Fourteen times                                                                         

you have worn that crimson corsage at your delicate throat—

swallowed it all with quiet dignity

while I was off in that other country          

leaking breath like ink in a God-damn sieve--

dragging my words like your flesh behind me

 

And still the soul’s marrow                           

like my own bones’ thinning

moves through and beyond

the fading bruise of my existence

 

Often   I wonder

what is the mystery of your moving landscape 

Wonder

where you and your gypsy violins wander off to…

If you know who and where you are when you get there

And   after

you have been multiplied   divided   subdivided

split like an atom   and reduced to the smallest nth

will you still re-member me?

 

I like to think

I am a singing miracle inside my Mother’s skin

That you   my skin

(oh, city of spandex! oh, city of balloons!)

belong to a family of skin

whose invisible memory-quilt stretches all imagination

That your feet dance with mine

in Kiev and Vienna

That your poems dance with mine

in and through the streets of Paris

That your eyes turn like seeds that open into flowers

That they will continue to turn and to open

beyond this blistering disintegration

 

I like to think

that at this very moment 

you are kneeling silently

with your brothers and sisters--

shimmering in your horrific beauty

in the heavy mist   in the rising ash

beyond the cruel and callused glare cast

by the lacquered shades of human lamps

           

That you are too vast   too many

for any one museum

with no one to fill your stacks of empty shoes

That you are as raindrops and teardrops

whose only desire is to find an opening in closure

That your particles dance and hum in the dark            

with the unblemished day of the newborn

with the newly delivered moon                                    

wrapped in the coils of all ages

That you are as dust and stardust…

Everyone and Everywhere

 

Oh skin!                                                  

What else can I tell myself           

when your so strong   so tender ribbon

is all but coming undone?

Right now you are the perfect gift

wrapped inside yourself

while I

(forever in eclipse)  (always the skeleton)
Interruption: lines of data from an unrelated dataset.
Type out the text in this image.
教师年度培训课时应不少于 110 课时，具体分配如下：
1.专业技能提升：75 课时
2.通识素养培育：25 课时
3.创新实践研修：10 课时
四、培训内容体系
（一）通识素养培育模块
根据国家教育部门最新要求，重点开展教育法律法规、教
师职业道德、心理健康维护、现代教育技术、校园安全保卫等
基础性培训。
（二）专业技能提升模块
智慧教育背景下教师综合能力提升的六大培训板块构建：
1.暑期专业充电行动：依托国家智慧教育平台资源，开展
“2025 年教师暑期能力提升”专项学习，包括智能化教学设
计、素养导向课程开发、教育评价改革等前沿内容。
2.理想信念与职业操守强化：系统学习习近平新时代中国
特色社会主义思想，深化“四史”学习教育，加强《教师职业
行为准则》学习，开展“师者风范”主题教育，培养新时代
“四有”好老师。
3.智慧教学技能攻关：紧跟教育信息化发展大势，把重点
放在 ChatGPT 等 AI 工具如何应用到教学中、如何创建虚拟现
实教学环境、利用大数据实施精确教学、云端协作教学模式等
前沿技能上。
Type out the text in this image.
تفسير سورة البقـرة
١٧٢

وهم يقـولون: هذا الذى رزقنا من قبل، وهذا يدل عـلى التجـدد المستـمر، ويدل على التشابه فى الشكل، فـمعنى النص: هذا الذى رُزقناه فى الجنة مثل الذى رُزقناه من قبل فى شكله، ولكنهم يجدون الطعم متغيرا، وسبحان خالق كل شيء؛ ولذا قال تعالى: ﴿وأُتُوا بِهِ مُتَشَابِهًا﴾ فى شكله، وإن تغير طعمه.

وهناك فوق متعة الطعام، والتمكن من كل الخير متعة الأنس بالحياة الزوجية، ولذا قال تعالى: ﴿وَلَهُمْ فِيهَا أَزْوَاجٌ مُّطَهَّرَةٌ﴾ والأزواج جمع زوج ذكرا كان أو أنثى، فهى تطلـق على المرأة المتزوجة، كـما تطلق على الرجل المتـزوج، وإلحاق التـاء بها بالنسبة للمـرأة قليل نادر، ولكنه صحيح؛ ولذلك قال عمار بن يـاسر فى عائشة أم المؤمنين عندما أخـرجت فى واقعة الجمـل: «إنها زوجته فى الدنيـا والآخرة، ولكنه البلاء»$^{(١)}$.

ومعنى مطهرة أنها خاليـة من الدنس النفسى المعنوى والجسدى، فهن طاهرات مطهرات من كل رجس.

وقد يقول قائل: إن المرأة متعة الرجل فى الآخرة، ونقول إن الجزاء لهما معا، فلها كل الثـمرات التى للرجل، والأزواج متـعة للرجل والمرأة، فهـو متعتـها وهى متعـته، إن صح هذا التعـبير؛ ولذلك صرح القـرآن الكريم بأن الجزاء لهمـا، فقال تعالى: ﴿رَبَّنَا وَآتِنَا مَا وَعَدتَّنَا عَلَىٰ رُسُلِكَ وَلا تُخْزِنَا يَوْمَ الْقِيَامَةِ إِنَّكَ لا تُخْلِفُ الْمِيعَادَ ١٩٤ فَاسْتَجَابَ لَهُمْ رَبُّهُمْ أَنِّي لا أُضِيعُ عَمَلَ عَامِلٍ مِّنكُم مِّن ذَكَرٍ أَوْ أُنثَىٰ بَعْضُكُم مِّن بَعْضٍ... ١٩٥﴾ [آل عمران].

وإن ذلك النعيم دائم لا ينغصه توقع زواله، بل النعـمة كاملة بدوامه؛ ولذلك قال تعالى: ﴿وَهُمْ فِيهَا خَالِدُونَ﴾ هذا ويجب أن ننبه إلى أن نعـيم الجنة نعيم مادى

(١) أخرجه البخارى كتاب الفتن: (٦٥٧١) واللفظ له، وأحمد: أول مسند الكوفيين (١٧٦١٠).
stand stripped and exposed as any holocaust

an old abandoned house in weeds

whose intimate scenery hangs tattered and peeling–

my broken umbrella weeping

outside my door

 

Oh, skin!  Oh, skin!

how do you hold it all in?




 

Antonia Alexandra Klimenko was first introduced on the BBC and to the literary world by the legendary James Meary Tambimuttu of Poetry London–-publisher of T.S. Eliot, Dylan Thomas, Henry Miller and Bob Dylan, to name a few.  his death, it was his friend, the late great Kathleen Raine, who took an interest in her writing and encouraged her to publish.  A nominee for the Pushcart Prize, The Best of the Net, and a former San Francisco Poetry Slam Champion, she is widely published. Her work has appeared in (among others) XXI Century World Literature (which she represents France) and Maintenant : Journal of Contemporary Dada Writing and Art archived at the Smithsonian Institution in Washington, D.C. and New York’s Museum of Modern Art. She is the recipient of two grants: one from Poets in Need, of which Michael (100 Thousand Poets for Change) Rothenberg is a co-founder; the second—the 2018 Generosity Award bestowed on her by Kathleen Spivack and Joseph Murray for her outstanding service to international writers through SpokenWord Paris where she is Writer/ Poet in Residence.  Her collected poems On the Way to Invisible is forthcoming in 2024.